Ryan Copple: Once we pulled our episodes down from online, per the request from our distributor Fireworks, they began an aggressive campaign to find the show a good home. Jonathan Ford contacted SyFy Digital, who were extremely interested in the property, and we spent the next few months negotiating the licensing.
Tubefilter: How will this effect future production?
RC: It bodes well on many fronts. The episodes we’ve produced thus far will be featured on SyFy.com and other NBC/Universal affiliates, specifically in the US, so we’ll be getting great exposure. Plus, SyFy has already expressed a large interest in developing the show for broadcast. I think we’ll be seeing a lot more of Riese.
Tubefilter: How is the Riese team feeling about all this? You’ve accomplished quite a bit in such a short time.

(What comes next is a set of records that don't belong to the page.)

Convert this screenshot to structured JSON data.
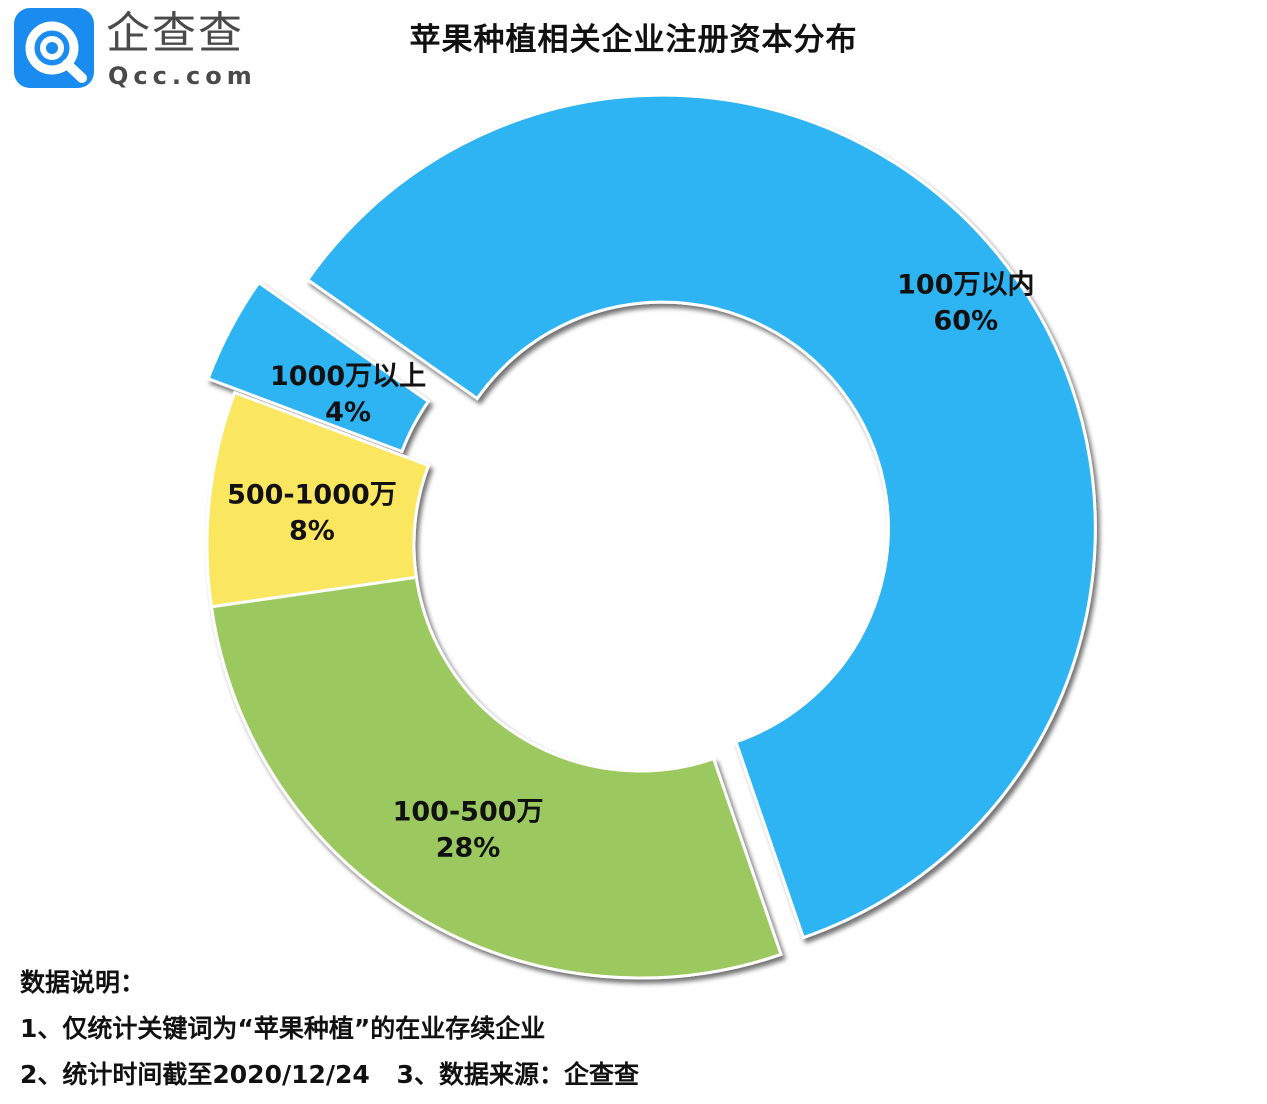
{
  "logo": {
    "name": "企查查",
    "domain": "Qcc.com",
    "icon": "magnifier-q-icon"
  },
  "chart_data": {
    "type": "pie",
    "subtype": "donut",
    "title": "苹果种植相关企业注册资本分布",
    "categories": [
      "100万以内",
      "100-500万",
      "500-1000万",
      "1000万以上"
    ],
    "values": [
      60,
      28,
      8,
      4
    ],
    "value_labels": [
      "60%",
      "28%",
      "8%",
      "4%"
    ],
    "colors": [
      "#2db4f3",
      "#9bc95e",
      "#fbe65f",
      "#2db4f3"
    ],
    "legend": "none"
  },
  "notes": {
    "heading": "数据说明：",
    "line1": "1、仅统计关键词为“苹果种植”的在业存续企业",
    "line2": "2、统计时间截至2020/12/24",
    "line3": "3、数据来源：企查查"
  }
}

RC: We’re thrilled. It’s a bit surreal at times, honestly. I hope we can be another good example that you can do it yourself. You don’t need anyone’s permission to go out and tell your story and have people see it. And it makes me so happy to see that every single person who worked on this show tirelessly with us can see that it all paid off.
Tubefilter: Any plans for future interactivity (which was a big part of the lead-up to the premiere of the first season)?

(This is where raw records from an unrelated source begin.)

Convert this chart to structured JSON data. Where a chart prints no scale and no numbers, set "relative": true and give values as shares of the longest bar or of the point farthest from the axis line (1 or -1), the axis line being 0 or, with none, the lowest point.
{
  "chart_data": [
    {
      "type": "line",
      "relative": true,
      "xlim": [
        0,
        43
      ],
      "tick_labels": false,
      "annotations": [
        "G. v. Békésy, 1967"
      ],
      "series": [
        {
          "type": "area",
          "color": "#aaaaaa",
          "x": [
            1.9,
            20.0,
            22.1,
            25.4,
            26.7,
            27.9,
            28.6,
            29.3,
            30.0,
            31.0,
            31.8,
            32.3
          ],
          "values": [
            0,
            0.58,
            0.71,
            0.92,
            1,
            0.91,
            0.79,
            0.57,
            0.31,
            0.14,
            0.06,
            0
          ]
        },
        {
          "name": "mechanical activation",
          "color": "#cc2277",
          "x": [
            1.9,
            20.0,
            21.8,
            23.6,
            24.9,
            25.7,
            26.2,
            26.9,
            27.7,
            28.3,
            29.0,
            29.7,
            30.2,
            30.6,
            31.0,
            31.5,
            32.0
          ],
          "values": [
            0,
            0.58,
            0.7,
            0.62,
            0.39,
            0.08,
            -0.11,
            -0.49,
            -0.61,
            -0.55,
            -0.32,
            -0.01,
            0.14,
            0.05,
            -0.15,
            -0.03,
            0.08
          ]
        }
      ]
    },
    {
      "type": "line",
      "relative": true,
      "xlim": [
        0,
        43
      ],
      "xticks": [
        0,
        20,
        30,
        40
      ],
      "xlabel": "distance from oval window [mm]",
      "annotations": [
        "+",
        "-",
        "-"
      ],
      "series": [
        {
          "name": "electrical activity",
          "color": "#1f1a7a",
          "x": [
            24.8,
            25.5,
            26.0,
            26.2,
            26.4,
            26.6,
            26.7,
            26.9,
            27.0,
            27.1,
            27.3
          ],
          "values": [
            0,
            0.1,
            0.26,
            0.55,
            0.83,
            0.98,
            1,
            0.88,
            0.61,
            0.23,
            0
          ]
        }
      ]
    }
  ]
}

RC: We’re pushing for it. If Riese were to move to broadcast, we still want to have a large amount of content available only online. I think utilizing online content in conjunction with televised content makes such a rich viewing experience. Plus, interactivity is so much more fun that just watching.
Tubefilter: Have you gotten any fan reactions yet? If so, what are their thoughts?
RC: They’ve been overwhelmingly supportive. We’re so thankful they were patient and understanding when we had to take down our content. It’s a testament to the amazing community we’ve established. And, without them, none of this would have happened. They’re as much responsible for all this as we are, and I’m incredibly thankful for each and every person that gave our show a chance.